Poor diets, particularly those high in ultra-processed foods, added sugars, and unhealthy fats, are at the
core of this epidemic. These products are engineered to be cheap, convenient, and addictive, but at a great cost. Processed foods are packed with calories, trans fats, and sodium, which disrupt metabolism and lead to obesity (American Medical Association [AMA]).
In turn, obesity raises the risk of heart disease, high blood pressure, and insulin resistance, which often
leads to type 2 diabetes. Diets high in sugar and unhealthy fats are also major contributors to
non-alcoholic fatty liver disease, which is now increasingly seen in both children and adults (NYU, 2021).
Economic cost is staggering. Poor diets drive nearly 20% of U.S. healthcare spending on heart disease and diabetes, costing more than 50 billion dollars annually (CSPI). Yet little has been done systemically to
stop the bleeding.
Why are poor diets so widespread? A toxic combination of convenience, aggressive food marketing,
economic inequality, and limited nutrition education makes it almost unavoidable. More than half, 57%,
of the calories American adults consume each day come from ultra-processed foods, which are high in
calories but low in nutrients (NYU, 2021).

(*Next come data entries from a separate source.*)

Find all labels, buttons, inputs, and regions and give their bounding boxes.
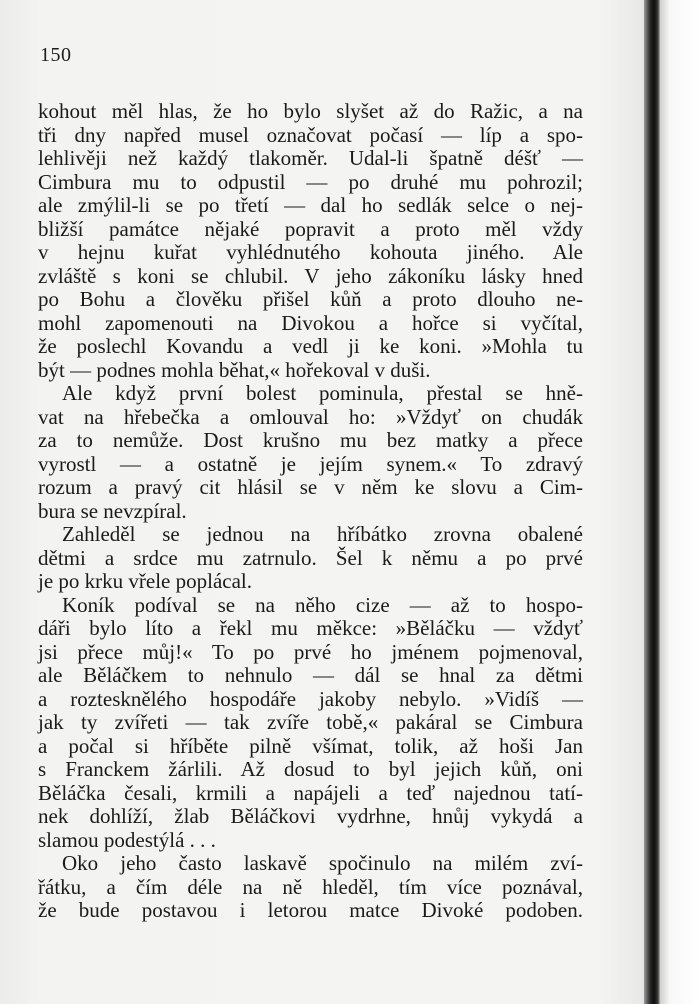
text-line: a roztesknělého hospodáře jakoby nebylo. »Vidíš —	[38, 686, 583, 711]
text-line: kohout měl hlas, že ho bylo slyšet až do Ražic, a na	[38, 99, 583, 123]
text-line: dětmi a srdce mu zatrnulo. Šel k němu a po prvé	[38, 545, 583, 570]
text-line: Běláčka česali, krmili a napájeli a teď najednou tatí-	[38, 780, 583, 805]
text-line: Cimbura mu to odpustil — po druhé mu pohrozil;	[38, 169, 583, 194]
text-line: s Franckem žárlili. Až dosud to byl jejich kůň, oni	[38, 757, 583, 781]
text-line: rozum a pravý cit hlásil se v něm ke slovu a Cim-	[38, 475, 583, 499]
text-line: jak ty zvířeti — tak zvíře tobě,« pakáral se Cimbura	[38, 710, 583, 734]
text-line: být — podnes mohla běhat,« hořekoval v duši.	[38, 357, 431, 382]
page-number: 150	[40, 44, 72, 66]
text-line: mohl zapomenouti na Divokou a hořce si vyčítal,	[38, 310, 583, 335]
text-line: po Bohu a člověku přišel kůň a proto dlouho ne-	[38, 287, 583, 311]
text-line: vat na hřebečka a omlouval ho: »Vždyť on chudák	[38, 404, 583, 429]
text-line: tři dny napřed musel označovat počasí — líp a spo-	[38, 122, 583, 147]
text-line: Zahleděl se jednou na hříbátko zrovna obalené	[62, 522, 583, 546]
text-line: je po krku vřele poplácal.	[38, 569, 252, 593]
next-page-edge	[660, 0, 700, 1004]
body-text	[38, 100, 583, 923]
text-line: bura se nevzpíral.	[38, 498, 187, 523]
text-line: a počal si hříběte pilně všímat, tolik, až hoši Jan	[38, 733, 583, 758]
text-line: lehlivěji než každý tlakoměr. Udal-li špatně déšť —	[38, 146, 583, 170]
text-line: v hejnu kuřat vyhlédnutého kohouta jiného. Ale	[38, 240, 583, 264]
text-line: slamou podestýlá . . .	[38, 827, 216, 852]
text-line: za to nemůže. Dost krušno mu bez matky a přece	[38, 428, 583, 452]
text-line: řátku, a čím déle na ně hleděl, tím více poznával,	[38, 874, 583, 899]
text-line: ale Běláčkem to nehnulo — dál se hnal za dětmi	[38, 663, 583, 687]
text-line: Ale když první bolest pominula, přestal se hně-	[62, 381, 583, 405]
text-line: nek dohlíží, žlab Běláčkovi vydrhne, hnůj vykydá a	[38, 804, 583, 828]
text-line: dáři bylo líto a řekl mu měkce: »Běláčku — vždyť	[38, 616, 583, 640]
text-line: že bude postavou i letorou matce Divoké podoben.	[38, 898, 583, 922]
text-line: vyrostl — a ostatně je jejím synem.« To zdravý	[38, 451, 583, 476]
text-line: Koník podíval se na něho cize — až to hospo-	[62, 592, 583, 617]
text-line: bližší památce nějaké popravit a proto měl vždy	[38, 216, 583, 241]
text-line: že poslechl Kovandu a vedl ji ke koni. »Mohla tu	[38, 334, 583, 358]
text-line: ale zmýlil-li se po třetí — dal ho sedlák selce o nej-	[38, 193, 583, 217]
text-line: jsi přece můj!« To po prvé ho jménem pojmenoval,	[38, 639, 583, 664]
text-line: zvláště s koni se chlubil. V jeho zákoníku lásky hned	[38, 263, 583, 288]
text-line: Oko jeho často laskavě spočinulo na milém zví-	[62, 851, 583, 875]
book-spine-shadow	[644, 0, 660, 1004]
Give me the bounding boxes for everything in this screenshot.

At the same time, food companies spend nearly 14 billion dollars a year advertising processed, sugary,
and fatty foods. Many of these are deceptively labeled as “healthy,” tricking consumers into making poor
choices (AMA).
Even when people want to eat healthier, many simply cannot afford to. Research shows that fresh fruits,
vegetables, and other healthy options cost nearly twice as much per calorie as processed alternatives,
putting them out of reach for low-income households (Orlando Health).
On top of that, many people struggle to read nutrition labels or understand the long-term impact of their
eating habits. While personal education is important, it often is not enough without support from policy
and the broader environment (Orlando Health).

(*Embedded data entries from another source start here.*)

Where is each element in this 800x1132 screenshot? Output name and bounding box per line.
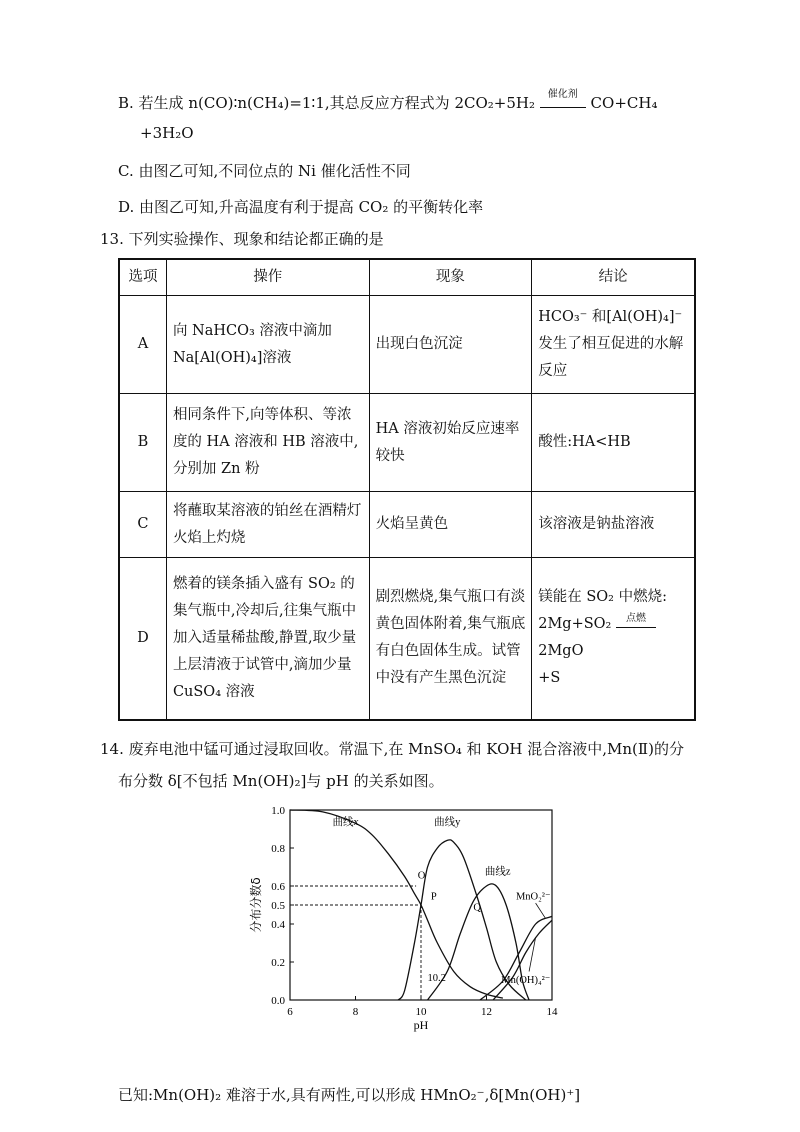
conclusion-lhs: 2Mg+SO₂ <box>538 616 612 633</box>
series-line-4 <box>480 916 552 1000</box>
conclusion-text: 镁能在 SO₂ 中燃烧: <box>538 589 667 606</box>
reaction-arrow <box>616 613 656 628</box>
row-option: C <box>119 492 166 558</box>
row-operation: 燃着的镁条插入盛有 SO₂ 的集气瓶中,冷却后,往集气瓶中加入适量稀盐酸,静置,取少量上层清液于试管中,滴加少量 CuSO₄ 溶液 <box>166 558 369 720</box>
q12-option-b-lhs: 2CO₂+5H₂ <box>454 94 535 112</box>
y-tick-label: 0.5 <box>271 900 285 912</box>
q12-option-b-continued: +3H₂O <box>140 124 194 142</box>
y-tick-label: 0.0 <box>271 995 285 1007</box>
header-option: 选项 <box>119 259 166 296</box>
reaction-arrow <box>540 89 586 108</box>
conclusion-rhs: 2MgO <box>538 643 584 660</box>
row-phenomenon: 火焰呈黄色 <box>369 492 532 558</box>
row-operation: 相同条件下,向等体积、等浓度的 HA 溶液和 HB 溶液中,分别加 Zn 粉 <box>166 394 369 492</box>
q12-option-d: D. 由图乙可知,升高温度有利于提高 CO₂ 的平衡转化率 <box>118 198 484 216</box>
reaction-condition: 点燃 <box>625 613 646 625</box>
row-operation: 向 NaHCO₃ 溶液中滴加 Na[Al(OH)₄]溶液 <box>166 296 369 394</box>
q12-option-b-rhs: CO+CH₄ <box>590 94 658 112</box>
row-option: B <box>119 394 166 492</box>
row-conclusion: 该溶液是钠盐溶液 <box>532 492 695 558</box>
q12-option-c: C. 由图乙可知,不同位点的 Ni 催化活性不同 <box>118 162 411 180</box>
y-tick-label: 1.0 <box>271 805 285 817</box>
row-option: A <box>119 296 166 394</box>
row-operation: 将蘸取某溶液的铂丝在酒精灯火焰上灼烧 <box>166 492 369 558</box>
row-phenomenon: 出现白色沉淀 <box>369 296 532 394</box>
q13-table <box>118 258 696 721</box>
table-header-row <box>119 259 695 296</box>
table-row <box>119 558 695 720</box>
row-conclusion: HCO₃⁻ 和[Al(OH)₄]⁻ 发生了相互促进的水解反应 <box>532 296 695 394</box>
x-tick-label: 10 <box>415 1006 427 1018</box>
series-label-mnoh4: Mn(OH)₄²⁻ <box>501 974 551 986</box>
q14-known: 已知:Mn(OH)₂ 难溶于水,具有两性,可以形成 HMnO₂⁻,δ[Mn(OH)⁺] <box>118 1086 581 1104</box>
row-phenomenon: HA 溶液初始反应速率较快 <box>369 394 532 492</box>
header-conclusion: 结论 <box>532 259 695 296</box>
q13-stem: 13. 下列实验操作、现象和结论都正确的是 <box>100 230 384 248</box>
row-conclusion <box>532 558 695 720</box>
point-label: Q <box>473 902 481 914</box>
point-label: O <box>417 870 426 882</box>
y-tick-label: 0.6 <box>271 881 285 893</box>
leader-line <box>536 903 546 918</box>
row-phenomenon: 剧烈燃烧,集气瓶口有淡黄色固体附着,集气瓶底有白色固体生成。试管中没有产生黑色沉淀 <box>369 558 532 720</box>
q14-stem-line2: 布分数 δ[不包括 Mn(OH)₂]与 pH 的关系如图。 <box>118 772 444 790</box>
series-label-y: 曲线y <box>434 817 461 829</box>
table-row <box>119 394 695 492</box>
y-tick-label: 0.4 <box>271 919 285 931</box>
point-label: P <box>430 891 437 903</box>
header-phenomenon: 现象 <box>369 259 532 296</box>
series-label-x: 曲线x <box>332 817 359 829</box>
point-label: 10.2 <box>427 973 446 984</box>
q14-stem-line1: 14. 废弃电池中锰可通过浸取回收。常温下,在 MnSO₄ 和 KOH 混合溶液中,Mn(Ⅱ)的分 <box>100 740 684 758</box>
reaction-condition: 催化剂 <box>547 89 578 100</box>
row-option: D <box>119 558 166 720</box>
row-conclusion: 酸性:HA<HB <box>532 394 695 492</box>
header-operation: 操作 <box>166 259 369 296</box>
x-tick-label: 14 <box>546 1006 558 1018</box>
x-tick-label: 12 <box>481 1006 492 1018</box>
series-label-mno2: MnO₂²⁻ <box>515 891 551 903</box>
series-line-5 <box>493 920 552 1000</box>
series-label-z: 曲线z <box>484 866 511 878</box>
distribution-chart <box>248 800 568 1045</box>
series-line-1 <box>290 810 503 998</box>
table-row <box>119 492 695 558</box>
x-axis-label: pH <box>413 1018 429 1032</box>
q12-option-b-prefix: B. 若生成 <box>118 94 184 112</box>
table-row <box>119 296 695 394</box>
x-tick-label: 8 <box>352 1006 359 1018</box>
y-axis-label: 分布分数δ <box>249 877 263 933</box>
y-tick-label: 0.8 <box>271 843 285 855</box>
q12-option-b-ratio: n(CO)∶n(CH₄)=1∶1,其总反应方程式为 <box>188 94 450 112</box>
q12-option-b <box>118 89 658 113</box>
conclusion-continued: +S <box>538 670 561 687</box>
y-tick-label: 0.2 <box>271 957 285 969</box>
x-tick-label: 6 <box>287 1006 293 1018</box>
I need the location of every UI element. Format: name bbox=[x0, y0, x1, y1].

To really fix this crisis, we need to go beyond individual willpower and treat it as a systemic issue. That
means regulating manipulative food marketing, making nutritious foods more affordable, and expanding
access to nutrition education. Public campaigns should not just issue warnings. They should empower
people with knowledge, tools, and support to take back control of their diets.
The true threat is not necessarily what is on our plates. It is what we are not discussing. As long as we
avoid the conversation, poor nutrition will stay in the background and continue to spread like a silent
epidemic. It is time to face it head-on because our health depends on it.
References
American Medical Association. (n.d.). What doctors wish patients knew about ultraprocessed
foods.
https://www.ama-assn.org/delivering-care/public-health/what-doctors-wish-patients-knew-aboutultraprocessed-foods
Center for Science in the Public Interest. (n.d.). Why good nutrition is important.
https://www.cspinet.org/eating-healthy/why-good-nutrition-important
New York University. (2021, October). Ultra-processed foods now comprise 2/3 of calories in
children and teen diets.
https://www.nyu.edu/about/news-publications/news/2021/october/ultra-processed-foods.html
Orlando Health. (n.d.). Lack of diet and exercise are more dangerous for your health than you
think.
https://www.orlandohealth.com/content-hub/lack-of-diet-and-exercise-are-more-dangerous-for-y
our-health-than-you-think
Edited 4/17 to reflect Reference Section.